Question · Q4 2025
Chris Vachowski inquired about Precision Optics Corporation's conservative revenue guidance for fiscal year 2026, especially given expected increases from major customers and engineering revenues. He also asked about the company's ability to charge capital costs to customers, the renegotiated pricing and tariff reimbursements for the medical program, the current status of engineering resource allocation, and the potential impact of past engineering resource deployment on future production orders.
Answer
Joseph Forkey, CEO & President, Precision Optics Corporation, explained that the guidance is slightly conservative due to an expected $800,000 decrease in micro-optics lab revenue from a timing-related order and a shift from lower-margin tooling/fixturing revenue to higher-margin production revenue.

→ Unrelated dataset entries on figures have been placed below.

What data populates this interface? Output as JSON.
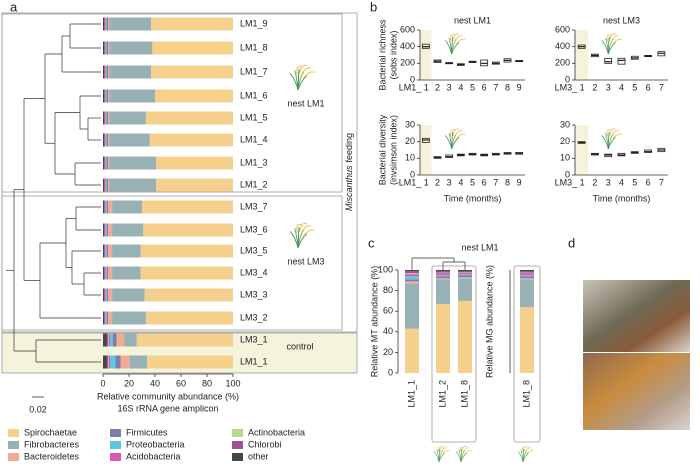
{
  "panel_labels": [
    "a",
    "b",
    "c",
    "d"
  ],
  "chart_data": [
    {
      "type": "stacked-bar-horizontal",
      "categories": [
        "LM1_9",
        "LM1_8",
        "LM1_7",
        "LM1_6",
        "LM1_5",
        "LM1_4",
        "LM1_3",
        "LM1_2",
        "LM3_7",
        "LM3_6",
        "LM3_5",
        "LM3_4",
        "LM3_3",
        "LM3_2",
        "LM3_1",
        "LM1_1"
      ],
      "series": [
        {
          "name": "Spirochaetae",
          "color": "#f5d08c",
          "values": [
            63,
            62,
            63,
            60,
            67,
            64,
            59,
            59,
            70,
            69,
            71,
            71,
            68,
            67,
            74,
            66
          ]
        },
        {
          "name": "Fibrobacteres",
          "color": "#98b1b5",
          "values": [
            32,
            33,
            32,
            35,
            28,
            31,
            36,
            36,
            23,
            24,
            22,
            22,
            25,
            26,
            9.5,
            13.5
          ]
        },
        {
          "name": "Bacteroidetes",
          "color": "#f3aa92",
          "values": [
            1,
            1,
            1,
            1,
            1,
            1,
            1,
            1,
            3,
            3,
            3,
            3,
            3,
            3,
            6,
            7
          ]
        },
        {
          "name": "Firmicutes",
          "color": "#7b7fae",
          "values": [
            1.2,
            1.2,
            1.2,
            1.2,
            1.2,
            1.2,
            1.2,
            1.2,
            1,
            1,
            1,
            1,
            1,
            1,
            3,
            4
          ]
        },
        {
          "name": "Proteobacteria",
          "color": "#5cc7df",
          "values": [
            0.5,
            0.5,
            0.5,
            0.5,
            0.5,
            0.5,
            0.5,
            0.5,
            0.7,
            0.7,
            0.7,
            0.7,
            0.7,
            0.7,
            2,
            4
          ]
        },
        {
          "name": "Acidobacteria",
          "color": "#dd58b6",
          "values": [
            0.5,
            0.5,
            0.5,
            0.5,
            0.5,
            0.5,
            0.5,
            0.5,
            0.5,
            0.5,
            0.5,
            0.5,
            0.5,
            0.5,
            1,
            1
          ]
        },
        {
          "name": "Actinobacteria",
          "color": "#b6d98b",
          "values": [
            0.3,
            0.3,
            0.3,
            0.3,
            0.3,
            0.3,
            0.3,
            0.3,
            0.3,
            0.3,
            0.3,
            0.3,
            0.3,
            0.3,
            0.5,
            0.5
          ]
        },
        {
          "name": "Chlorobi",
          "color": "#9e4f9e",
          "values": [
            0.5,
            0.5,
            0.5,
            0.5,
            0.5,
            0.5,
            0.5,
            0.5,
            0.5,
            0.5,
            0.5,
            0.5,
            0.5,
            0.5,
            1,
            1
          ]
        },
        {
          "name": "other",
          "color": "#454545",
          "values": [
            1,
            1,
            1,
            1,
            1,
            1,
            1,
            1,
            1,
            1,
            1,
            1,
            1,
            1,
            3,
            3
          ]
        }
      ],
      "xlim": [
        0,
        100
      ],
      "xticks": [
        0,
        20,
        40,
        60,
        80,
        100
      ],
      "xlabel": [
        "Relative community abundance (%)",
        "16S rRNA gene amplicon"
      ],
      "groups": [
        "nest LM1",
        "nest LM3",
        "control"
      ],
      "side_label": [
        "Miscanthus",
        "feeding"
      ],
      "scale_bar": "0.02"
    },
    {
      "type": "box",
      "title": "nest LM1",
      "ylabel": [
        "Bacterial richness",
        "(sobs index)"
      ],
      "categories": [
        "LM1_ 1",
        "2",
        "3",
        "4",
        "5",
        "6",
        "7",
        "8",
        "9"
      ],
      "ylim": [
        0,
        600
      ],
      "yticks": [
        0,
        200,
        400,
        600
      ],
      "q1": [
        380,
        210,
        195,
        175,
        210,
        170,
        190,
        215,
        220
      ],
      "median": [
        400,
        225,
        200,
        185,
        215,
        200,
        200,
        235,
        225
      ],
      "q3": [
        430,
        240,
        210,
        195,
        225,
        240,
        215,
        255,
        235
      ]
    },
    {
      "type": "box",
      "title": "nest LM3",
      "categories": [
        "LM3_ 1",
        "2",
        "3",
        "4",
        "5",
        "6",
        "7"
      ],
      "ylim": [
        0,
        600
      ],
      "yticks": [
        0,
        200,
        400,
        600
      ],
      "q1": [
        380,
        280,
        200,
        190,
        250,
        280,
        290
      ],
      "median": [
        400,
        295,
        220,
        235,
        265,
        288,
        320
      ],
      "q3": [
        420,
        310,
        260,
        260,
        285,
        295,
        340
      ]
    },
    {
      "type": "box",
      "ylabel": [
        "Bacterial diversity",
        "(invsimson index)"
      ],
      "xlabel": "Time (months)",
      "categories": [
        "LM1_ 1",
        "2",
        "3",
        "4",
        "5",
        "6",
        "7",
        "8",
        "9"
      ],
      "ylim": [
        0,
        30
      ],
      "yticks": [
        0,
        10,
        20,
        30
      ],
      "q1": [
        19.5,
        10,
        10.5,
        11.5,
        12,
        11.5,
        12,
        12.5,
        12.5
      ],
      "median": [
        21,
        10.5,
        11,
        12,
        12.5,
        12,
        12.5,
        13,
        13
      ],
      "q3": [
        22,
        11,
        12,
        12.5,
        13,
        12.5,
        13,
        13.5,
        13.5
      ]
    },
    {
      "type": "box",
      "xlabel": "Time (months)",
      "categories": [
        "LM3_ 1",
        "2",
        "3",
        "4",
        "5",
        "6",
        "7"
      ],
      "ylim": [
        0,
        30
      ],
      "yticks": [
        0,
        10,
        20,
        30
      ],
      "q1": [
        19,
        12,
        11,
        11.5,
        13,
        13.5,
        14
      ],
      "median": [
        19.5,
        12.5,
        12,
        12,
        13.5,
        14,
        15
      ],
      "q3": [
        20,
        13,
        12.5,
        13,
        14,
        15,
        16
      ]
    },
    {
      "type": "stacked-bar",
      "title": "nest LM1",
      "ylabel": "Relative MT abundance (%)",
      "categories": [
        "LM1_1",
        "LM1_2",
        "LM1_8"
      ],
      "ylim": [
        0,
        100
      ],
      "yticks": [
        0,
        20,
        40,
        60,
        80,
        100
      ],
      "series": [
        {
          "values": [
            43,
            67,
            70
          ]
        },
        {
          "values": [
            44,
            24,
            22
          ]
        },
        {
          "values": [
            2,
            1,
            1
          ]
        },
        {
          "values": [
            2,
            2,
            2
          ]
        },
        {
          "values": [
            3,
            1,
            1
          ]
        },
        {
          "values": [
            2,
            2,
            1.5
          ]
        },
        {
          "values": [
            1,
            0.5,
            0.5
          ]
        },
        {
          "values": [
            2,
            1.5,
            1
          ]
        },
        {
          "values": [
            1,
            1,
            1
          ]
        }
      ]
    },
    {
      "type": "stacked-bar",
      "ylabel": "Relative MG abundance (%)",
      "categories": [
        "LM1_8"
      ],
      "ylim": [
        0,
        100
      ],
      "series": [
        {
          "values": [
            64
          ]
        },
        {
          "values": [
            27
          ]
        },
        {
          "values": [
            1
          ]
        },
        {
          "values": [
            2
          ]
        },
        {
          "values": [
            1
          ]
        },
        {
          "values": [
            2
          ]
        },
        {
          "values": [
            0.5
          ]
        },
        {
          "values": [
            1.5
          ]
        },
        {
          "values": [
            1
          ]
        }
      ]
    }
  ]
}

He confirmed the ability to charge capital costs with a small, low-risk markup. For the medical program, he detailed that the customer agreed to higher near-term pricing to cover startup costs, with a negotiated step-down schedule to original margins, and verbal agreements are in place for tariff reimbursements. He clarified that while some engineering is still needed for product redesigns to improve yields, the need for engineers on the production line has substantially decreased due to new hires and process improvements, freeing up resources for new product development. He also noted that the engineering pipeline is robust, with several programs nearing production and new programs being onboarded, mitigating concerns about past resource allocation impacting future production orders.